Bu sayımızda kapağımızda "Anadolu'da İslâm Devleti Kurulmadıkça - Doğu Türkistan'daki Zulüm de Bitmez" diyoruz. Bu konudaki kapak yazısını Kâzım Albay "Doğu Türkistan" başlıklı yazısında kaleme aldı. 
Kapak dosyamızı tahkim edebilmek bakımından Doğu Türkistan Kültür ve Dayanışma Derneği Başkan Yardımcısı Seyid Tümtürk ve İHH Güney Asya Masası Koordinatörü Münevver Hüseyin ile gerçekleştirmiş olduğumuz söyleşileri dergimiz sayfalarında bulabilirsiniz.
Dergimiz yazarlarından Salim Muhammed, nam-ı diğer Çakal Carlos bu hafta kaleme aldığı " Boston Eylemi... Venezüella... Mirzabeyoğlu..." başlıklı yazısında geçtiğimiz hafta Amrika Boston'da gerçekleşen bombalı saldırıyı, Venezüella'daki seçim sonuçlarını ve Salih Mirzabeyoğlu'nun niçin hâlen cezaevinde tutulduğunu değerlendiriyor. 
Şükrü Sak "Hakikatın Karşısında (Notrdam)In Kamburu Gibi Durmak…" başlıklı yazısında 28 Şubat sürecinden bugüne kasedenleri değerlendiriyor. 

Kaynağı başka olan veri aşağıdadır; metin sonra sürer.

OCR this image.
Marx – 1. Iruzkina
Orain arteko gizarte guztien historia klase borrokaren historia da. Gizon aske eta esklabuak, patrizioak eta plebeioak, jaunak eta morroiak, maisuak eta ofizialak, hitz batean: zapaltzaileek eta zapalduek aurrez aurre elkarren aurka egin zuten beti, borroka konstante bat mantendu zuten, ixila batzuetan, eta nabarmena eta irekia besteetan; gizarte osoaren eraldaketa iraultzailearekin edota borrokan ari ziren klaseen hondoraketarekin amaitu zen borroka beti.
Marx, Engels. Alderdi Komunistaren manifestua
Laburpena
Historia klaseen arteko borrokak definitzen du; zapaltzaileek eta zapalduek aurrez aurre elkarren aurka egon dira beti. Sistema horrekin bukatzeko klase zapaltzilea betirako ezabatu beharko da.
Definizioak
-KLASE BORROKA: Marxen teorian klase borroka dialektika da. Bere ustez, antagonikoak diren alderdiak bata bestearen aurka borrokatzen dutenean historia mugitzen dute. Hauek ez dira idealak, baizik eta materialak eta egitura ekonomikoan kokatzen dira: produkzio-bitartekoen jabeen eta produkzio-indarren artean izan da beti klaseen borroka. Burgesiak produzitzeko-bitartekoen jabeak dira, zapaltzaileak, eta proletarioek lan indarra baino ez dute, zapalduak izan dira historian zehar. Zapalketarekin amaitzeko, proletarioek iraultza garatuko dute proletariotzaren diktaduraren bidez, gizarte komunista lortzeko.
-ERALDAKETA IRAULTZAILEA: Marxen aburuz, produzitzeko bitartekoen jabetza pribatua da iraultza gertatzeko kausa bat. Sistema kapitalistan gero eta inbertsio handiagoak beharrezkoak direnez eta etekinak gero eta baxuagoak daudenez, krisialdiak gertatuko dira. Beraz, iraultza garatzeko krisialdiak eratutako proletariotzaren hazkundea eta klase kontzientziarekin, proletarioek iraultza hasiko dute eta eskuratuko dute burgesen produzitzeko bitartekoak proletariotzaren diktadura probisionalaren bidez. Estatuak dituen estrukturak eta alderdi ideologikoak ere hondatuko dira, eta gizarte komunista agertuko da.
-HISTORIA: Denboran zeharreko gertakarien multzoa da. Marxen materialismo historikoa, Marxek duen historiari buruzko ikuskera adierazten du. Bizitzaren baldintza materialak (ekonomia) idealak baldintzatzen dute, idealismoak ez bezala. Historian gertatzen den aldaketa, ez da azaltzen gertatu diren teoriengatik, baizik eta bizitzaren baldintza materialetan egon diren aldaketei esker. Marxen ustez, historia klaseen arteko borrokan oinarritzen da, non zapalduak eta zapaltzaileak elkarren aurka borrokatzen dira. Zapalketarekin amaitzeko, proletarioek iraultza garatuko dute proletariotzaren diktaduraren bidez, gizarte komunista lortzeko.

Kumandan Salih Mirzabeyoğlu'nun dergimizde haftalık olarak tefrika edilen "Ölüm Odası B-Yedi" adlı eserinin 153. bölümü olan "Tarih - Taze Kan" bölümü dergimizdedir.
CHP Milletvekili Veli Ağbaba'nın Başbakan Receb Tayyib Erdoğan'a yönelttiği Telegram işkencesiyle alâkalı soru önergesi Adalet Bakanı Sadullah Ergin tarafından geçtiğimiz hafta cevablandırıldı. Verilen cevabda F-Tipi koşullarıyla alâkalı pek çok detay yer almasına rağmen soru önergesinin künhü olan Telegram'dan bahsedilmemesi son derece manidardı. Dergimiz yazarlarından Reha Süvarî "Bakan’ın Telegram’ı Görmezden Gelen Telegram Açıklaması" başlıklı yazısıyla bu hususa dikkat çekiyor. 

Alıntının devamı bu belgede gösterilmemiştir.